Tuesday, December 10, 2024

Living abroad sparks creativity, business skills

Posted by Elena del Valle on June 3, 2009

Would you like to be more creative? Try spending some time in another country. It seems living abroad might enhance your creativity. Really. Rudyard Kipling, Pablo Picasso, Ernest Hemingway, Paul Gauguin, and Samuel Beckett all did it and look at what happened to their careers. According to two psychologists relying on anecdotal evidence, experience living outside a person’s home country made them more likely to solve a creativity problem compared to colleagues who had not lived abroad.

According to an article in the Journal of Personality and Social Psychology, two researchers William Maddux of INSEAD, a business school in Fontainebleau, France, and Adam Galinsky, of the Kellogg School of Management in Chicago, gave 155 American business students and 55 foreign ones studying in America a creativity test. Each subject received a candle, some matches and a box of drawing pins, and was asked to attach the candle to a cardboard wall without allowing any wax to drip on the floor when the candle was lit.

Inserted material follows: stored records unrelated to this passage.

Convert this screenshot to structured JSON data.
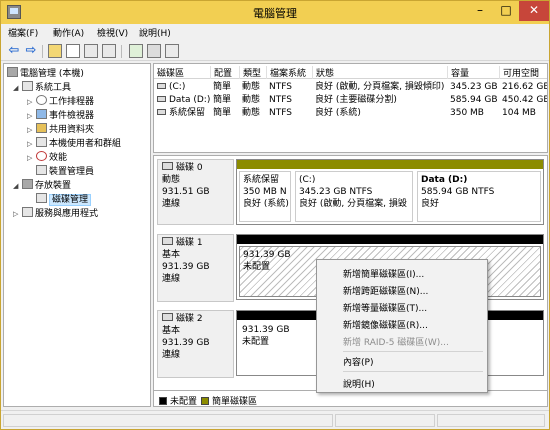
{
  "window": {
    "title": "電腦管理"
  },
  "menu": [
    "檔案(F)",
    "動作(A)",
    "檢視(V)",
    "說明(H)"
  ],
  "tree": [
    {
      "label": "電腦管理 (本機)",
      "icon": "computer-management-icon"
    },
    {
      "label": "系統工具",
      "icon": "tools-icon"
    },
    {
      "label": "工作排程器",
      "icon": "clock-icon"
    },
    {
      "label": "事件檢視器",
      "icon": "event-viewer-icon"
    },
    {
      "label": "共用資料夾",
      "icon": "shared-folder-icon"
    },
    {
      "label": "本機使用者和群組",
      "icon": "users-icon"
    },
    {
      "label": "效能",
      "icon": "performance-icon"
    },
    {
      "label": "裝置管理員",
      "icon": "device-manager-icon"
    },
    {
      "label": "存放裝置",
      "icon": "storage-icon"
    },
    {
      "label": "磁碟管理",
      "icon": "disk-management-icon"
    },
    {
      "label": "服務與應用程式",
      "icon": "services-icon"
    }
  ],
  "volume_table": {
    "columns": [
      "磁碟區",
      "配置",
      "類型",
      "檔案系統",
      "狀態",
      "容量",
      "可用空間"
    ],
    "rows": [
      [
        "(C:)",
        "簡單",
        "動態",
        "NTFS",
        "良好 (啟動, 分頁檔案, 損毀傾印)",
        "345.23 GB",
        "216.62 GB"
      ],
      [
        "Data (D:)",
        "簡單",
        "動態",
        "NTFS",
        "良好 (主要磁碟分割)",
        "585.94 GB",
        "450.42 GB"
      ],
      [
        "系統保留",
        "簡單",
        "動態",
        "NTFS",
        "良好 (系統)",
        "350 MB",
        "104 MB"
      ]
    ]
  },
  "disks": [
    {
      "name": "磁碟 0",
      "type": "動態",
      "size": "931.51 GB",
      "status": "連線",
      "partitions": [
        {
          "name": "系統保留",
          "detail": "350 MB N",
          "status": "良好 (系統)"
        },
        {
          "name": "(C:)",
          "detail": "345.23 GB NTFS",
          "status": "良好 (啟動, 分頁檔案, 損毀"
        },
        {
          "name": "Data (D:)",
          "detail": "585.94 GB NTFS",
          "status": "良好"
        }
      ]
    },
    {
      "name": "磁碟 1",
      "type": "基本",
      "size": "931.39 GB",
      "status": "連線",
      "partitions": [
        {
          "size": "931.39 GB",
          "label": "未配置"
        }
      ]
    },
    {
      "name": "磁碟 2",
      "type": "基本",
      "size": "931.39 GB",
      "status": "連線",
      "partitions": [
        {
          "size": "931.39 GB",
          "label": "未配置"
        }
      ]
    }
  ],
  "legend": [
    {
      "label": "未配置",
      "color": "#000000"
    },
    {
      "label": "簡單磁碟區",
      "color": "#8c8c00"
    }
  ],
  "context_menu": {
    "items": [
      {
        "label": "新增簡單磁碟區(I)...",
        "disabled": false
      },
      {
        "label": "新增跨距磁碟區(N)...",
        "disabled": false
      },
      {
        "label": "新增等量磁碟區(T)...",
        "disabled": false
      },
      {
        "label": "新增鏡像磁碟區(R)...",
        "disabled": false
      },
      {
        "label": "新增 RAID-5 磁碟區(W)...",
        "disabled": true
      },
      {
        "label": "內容(P)",
        "disabled": false
      },
      {
        "label": "說明(H)",
        "disabled": false
      }
    ]
  }
}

Those who used the box as a candleholder and fixed it to the wall with the pins solved the problem. In the end, 60 percent of students who were either living abroad or had spent some time doing so solved the problem while only 42 percent of those who had not lived abroad did so.

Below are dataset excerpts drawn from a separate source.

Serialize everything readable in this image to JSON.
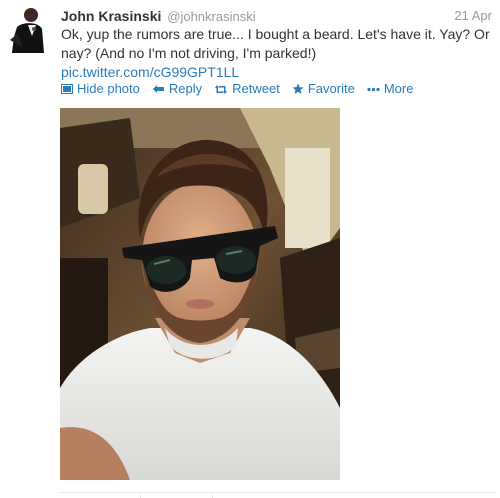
{
  "tweet": {
    "author_name": "John Krasinski",
    "screen_name": "@johnkrasinski",
    "timestamp": "21 Apr",
    "text": "Ok, yup the rumors are true... I bought a beard. Let's have it. Yay? Or nay? (And no I'm not driving, I'm parked!)",
    "link": "pic.twitter.com/cG99GPT1LL"
  },
  "actions": {
    "hide_photo": "Hide photo",
    "reply": "Reply",
    "retweet": "Retweet",
    "favorite": "Favorite",
    "more": "More"
  },
  "icons": {
    "avatar": "profile-avatar",
    "hide_photo": "photo-icon",
    "reply": "reply-arrow-icon",
    "retweet": "retweet-icon",
    "favorite": "star-icon",
    "more": "ellipsis-icon"
  },
  "colors": {
    "text": "#333333",
    "muted": "#999999",
    "link": "#2b7bb9"
  }
}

They conducted another study in which 72 Americans and 36 foreigners tested their creative negotiating skills. As part of the exercise, students in pairs were assigned a negotiation in which each side was provided instructions that were contrary to an agreement. Seventy percent of the pairs of negotiators where both had lived outside their countries were able to reach an agreement. In contrast, when neither negotiator had lived abroad they were unable to reach a deal.

Could it be simply that creative people are more likely to choose to live abroad? To find out the researchers looked at traits like openness to new experiences, relying on statistical methods to eliminate the possibility that it was just creativity driving people to live abroad. In the end, they concluded that the experience of living abroad fostered creativity.